Image d'illustration. Arrangement artistique de melon tranché sur plancheADN
Laver un melon avant de le découper est un geste souvent négligé, pourtant essentiel. Cette omission favorise la prolifération de bactéries à la surface du fruit, qui peuvent ensuite contaminer la chair lors de la coupe.
Tl;dr
- La peau du melon ne protège pas des bactéries.
- Lavez et brossez le melon avant consommation.
- Attention aux contaminations lors de la découpe.
Le melon, star estivale sous surveillance
En été, difficile d’échapper à la tentation d’un melon bien frais. Il s’invite sur toutes les tables, que ce soit à l’apéritif, en entrée ou même en dessert. Pourtant, derrière sa chair juteuse se cache une réalité moins appétissante : sa peau n’est pas le rempart qu’on imagine contre les bactéries.
Une protection trompeuse
Contrairement à ce que laisse croire son enveloppe épaisse, le melon, cultivé directement sur le sol, est exposé à de nombreux agents pathogènes.
L’utilisation de fumier insuffisamment traité, les déjections d’animaux sauvages ou encore une eau d’arrosage contaminée peuvent infecter la surface – et parfois même la chair – du fruit. Les risques augmentent lorsque la peau présente des fissures invisibles, laissant ainsi passer microbes et bactéries.
Des risques accrus lors de la préparation
Ce n’est pas tout. Au fil de son parcours jusqu’à nos assiettes, le melon traverse plusieurs étapes sensibles : transport, conditionnement, dégustation en magasin… Parfois, une simple planche utilisée pour couper différents fruits favorise ce qu’on appelle la contamination croisée. Une habitude anodine peut alors suffire à propager des germes potentiellement dangereux.
Voici quelques précautions indispensables pour profiter du melon en toute sécurité :
- Lavez soigneusement le fruit avant de l’ouvrir.

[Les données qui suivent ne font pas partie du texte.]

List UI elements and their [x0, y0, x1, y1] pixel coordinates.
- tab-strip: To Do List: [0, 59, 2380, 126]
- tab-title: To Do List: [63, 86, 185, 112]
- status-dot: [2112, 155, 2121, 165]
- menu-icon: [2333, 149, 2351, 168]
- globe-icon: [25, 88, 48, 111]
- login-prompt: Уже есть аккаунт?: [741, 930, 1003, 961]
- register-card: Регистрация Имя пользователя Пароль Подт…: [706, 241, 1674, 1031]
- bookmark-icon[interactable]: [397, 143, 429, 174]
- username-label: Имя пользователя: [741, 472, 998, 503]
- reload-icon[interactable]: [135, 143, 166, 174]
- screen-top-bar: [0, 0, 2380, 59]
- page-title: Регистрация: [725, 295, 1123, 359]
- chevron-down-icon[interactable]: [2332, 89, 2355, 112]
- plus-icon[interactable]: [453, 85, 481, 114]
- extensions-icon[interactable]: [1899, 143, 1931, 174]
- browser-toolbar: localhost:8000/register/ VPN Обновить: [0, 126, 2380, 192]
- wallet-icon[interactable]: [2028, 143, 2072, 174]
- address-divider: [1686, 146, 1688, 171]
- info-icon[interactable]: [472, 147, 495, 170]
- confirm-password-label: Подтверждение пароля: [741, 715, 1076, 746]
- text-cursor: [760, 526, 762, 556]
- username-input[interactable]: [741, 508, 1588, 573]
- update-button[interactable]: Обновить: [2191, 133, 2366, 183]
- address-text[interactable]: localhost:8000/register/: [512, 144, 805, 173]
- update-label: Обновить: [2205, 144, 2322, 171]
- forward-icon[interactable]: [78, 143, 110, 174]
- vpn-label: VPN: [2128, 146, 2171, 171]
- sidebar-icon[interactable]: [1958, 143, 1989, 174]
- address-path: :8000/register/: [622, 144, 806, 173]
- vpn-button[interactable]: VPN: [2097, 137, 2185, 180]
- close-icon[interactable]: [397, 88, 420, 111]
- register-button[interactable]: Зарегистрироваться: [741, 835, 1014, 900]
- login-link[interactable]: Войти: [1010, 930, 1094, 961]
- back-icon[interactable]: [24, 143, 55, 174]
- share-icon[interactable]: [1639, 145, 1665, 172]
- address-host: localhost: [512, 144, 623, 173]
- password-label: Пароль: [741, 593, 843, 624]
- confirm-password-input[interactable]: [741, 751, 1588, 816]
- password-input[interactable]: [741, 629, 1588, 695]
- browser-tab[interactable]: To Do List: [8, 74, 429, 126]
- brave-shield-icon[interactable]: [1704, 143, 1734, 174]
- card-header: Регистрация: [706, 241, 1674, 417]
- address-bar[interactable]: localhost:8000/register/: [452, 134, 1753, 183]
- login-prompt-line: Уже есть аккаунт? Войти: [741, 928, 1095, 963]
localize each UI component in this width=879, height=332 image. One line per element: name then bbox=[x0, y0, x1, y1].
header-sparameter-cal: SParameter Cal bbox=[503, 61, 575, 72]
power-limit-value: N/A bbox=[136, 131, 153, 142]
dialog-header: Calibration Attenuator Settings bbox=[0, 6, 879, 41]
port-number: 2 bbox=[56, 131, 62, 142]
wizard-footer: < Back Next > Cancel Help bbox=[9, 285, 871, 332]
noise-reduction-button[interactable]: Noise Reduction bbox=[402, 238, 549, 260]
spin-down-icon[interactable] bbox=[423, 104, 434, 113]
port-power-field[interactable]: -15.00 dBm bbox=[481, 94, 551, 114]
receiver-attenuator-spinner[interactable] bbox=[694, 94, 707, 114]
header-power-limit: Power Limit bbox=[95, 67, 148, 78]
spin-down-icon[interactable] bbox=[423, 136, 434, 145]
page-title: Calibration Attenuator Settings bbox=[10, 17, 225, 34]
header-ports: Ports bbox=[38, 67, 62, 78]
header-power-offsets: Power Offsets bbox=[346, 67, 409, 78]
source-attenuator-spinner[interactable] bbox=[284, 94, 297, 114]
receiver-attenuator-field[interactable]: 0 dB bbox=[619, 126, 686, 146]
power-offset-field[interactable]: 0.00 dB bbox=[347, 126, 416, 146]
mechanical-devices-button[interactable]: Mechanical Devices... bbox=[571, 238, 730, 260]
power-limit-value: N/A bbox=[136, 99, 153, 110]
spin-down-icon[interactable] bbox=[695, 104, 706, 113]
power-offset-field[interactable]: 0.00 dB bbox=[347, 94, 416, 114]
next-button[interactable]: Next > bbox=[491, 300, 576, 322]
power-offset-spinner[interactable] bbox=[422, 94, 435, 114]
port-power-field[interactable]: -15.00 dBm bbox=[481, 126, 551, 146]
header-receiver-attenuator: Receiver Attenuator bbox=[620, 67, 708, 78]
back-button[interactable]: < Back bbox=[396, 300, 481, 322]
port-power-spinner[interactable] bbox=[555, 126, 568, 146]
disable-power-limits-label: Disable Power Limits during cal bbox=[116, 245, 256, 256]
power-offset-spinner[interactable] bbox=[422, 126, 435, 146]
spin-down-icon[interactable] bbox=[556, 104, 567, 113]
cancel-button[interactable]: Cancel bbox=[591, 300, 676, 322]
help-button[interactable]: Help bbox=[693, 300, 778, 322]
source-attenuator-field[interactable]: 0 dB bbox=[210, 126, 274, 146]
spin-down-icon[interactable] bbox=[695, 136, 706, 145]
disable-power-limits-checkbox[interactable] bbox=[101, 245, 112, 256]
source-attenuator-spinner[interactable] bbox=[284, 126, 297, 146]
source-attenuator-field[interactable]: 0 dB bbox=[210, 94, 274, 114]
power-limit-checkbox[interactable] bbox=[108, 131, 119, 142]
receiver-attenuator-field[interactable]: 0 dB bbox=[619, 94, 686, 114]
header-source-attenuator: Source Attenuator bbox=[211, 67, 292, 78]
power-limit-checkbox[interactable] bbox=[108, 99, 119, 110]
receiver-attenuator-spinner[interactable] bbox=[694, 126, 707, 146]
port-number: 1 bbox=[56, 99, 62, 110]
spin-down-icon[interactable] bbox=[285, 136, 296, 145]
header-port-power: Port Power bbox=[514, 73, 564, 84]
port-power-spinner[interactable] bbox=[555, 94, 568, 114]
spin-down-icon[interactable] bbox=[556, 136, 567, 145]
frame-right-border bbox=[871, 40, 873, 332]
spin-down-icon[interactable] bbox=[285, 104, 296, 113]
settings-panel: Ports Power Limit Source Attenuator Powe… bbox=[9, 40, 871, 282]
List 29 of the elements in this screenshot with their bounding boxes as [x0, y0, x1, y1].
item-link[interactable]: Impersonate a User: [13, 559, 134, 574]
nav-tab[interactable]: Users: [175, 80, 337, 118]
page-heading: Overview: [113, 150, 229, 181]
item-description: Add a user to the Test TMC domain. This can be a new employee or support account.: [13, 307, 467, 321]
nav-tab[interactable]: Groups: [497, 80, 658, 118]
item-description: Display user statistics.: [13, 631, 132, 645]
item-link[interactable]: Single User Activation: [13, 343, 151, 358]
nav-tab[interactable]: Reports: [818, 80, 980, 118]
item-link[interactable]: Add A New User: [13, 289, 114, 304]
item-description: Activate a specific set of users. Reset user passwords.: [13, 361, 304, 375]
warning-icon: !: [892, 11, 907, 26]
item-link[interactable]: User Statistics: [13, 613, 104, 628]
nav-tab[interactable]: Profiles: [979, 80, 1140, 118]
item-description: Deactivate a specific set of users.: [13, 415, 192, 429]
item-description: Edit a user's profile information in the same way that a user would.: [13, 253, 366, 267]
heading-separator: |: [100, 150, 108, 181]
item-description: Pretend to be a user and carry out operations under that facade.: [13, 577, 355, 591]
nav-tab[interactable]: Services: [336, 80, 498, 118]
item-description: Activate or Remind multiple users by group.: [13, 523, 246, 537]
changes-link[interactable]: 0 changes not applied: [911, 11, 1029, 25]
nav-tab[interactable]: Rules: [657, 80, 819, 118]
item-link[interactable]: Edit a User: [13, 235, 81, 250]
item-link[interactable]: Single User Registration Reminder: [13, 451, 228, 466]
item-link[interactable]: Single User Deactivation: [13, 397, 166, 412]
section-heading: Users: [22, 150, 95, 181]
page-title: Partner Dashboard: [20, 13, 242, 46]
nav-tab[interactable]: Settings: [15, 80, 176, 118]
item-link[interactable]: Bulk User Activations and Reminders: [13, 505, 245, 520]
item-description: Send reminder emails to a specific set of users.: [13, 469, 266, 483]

- Brossez toute la surface avec un ustensile adapté sous l’eau chaude.
- Désinfectez couteaux et planches après usage, et lavez-vous les mains.
Bons gestes à adopter au quotidien
On aurait tendance à penser que seul l’intérieur du fruit compte. Pourtant, négliger le nettoyage de la peau avant découpe permet aux microbes de migrer vers la chair lors de la coupe. Prendre soin de laver non seulement le melon mais aussi tous les ustensiles ayant été en contact avec lui reste donc essentiel. Enfin – élément trop souvent oublié – se laver les mains après manipulation réduit encore un peu plus les risques.
Entre plaisir gustatif et vigilance sanitaire, mieux vaut donc adopter ces réflexes simples afin que le melon, incontournable compagnon des repas estivaux, rime toujours avec convivialité… et tranquillité.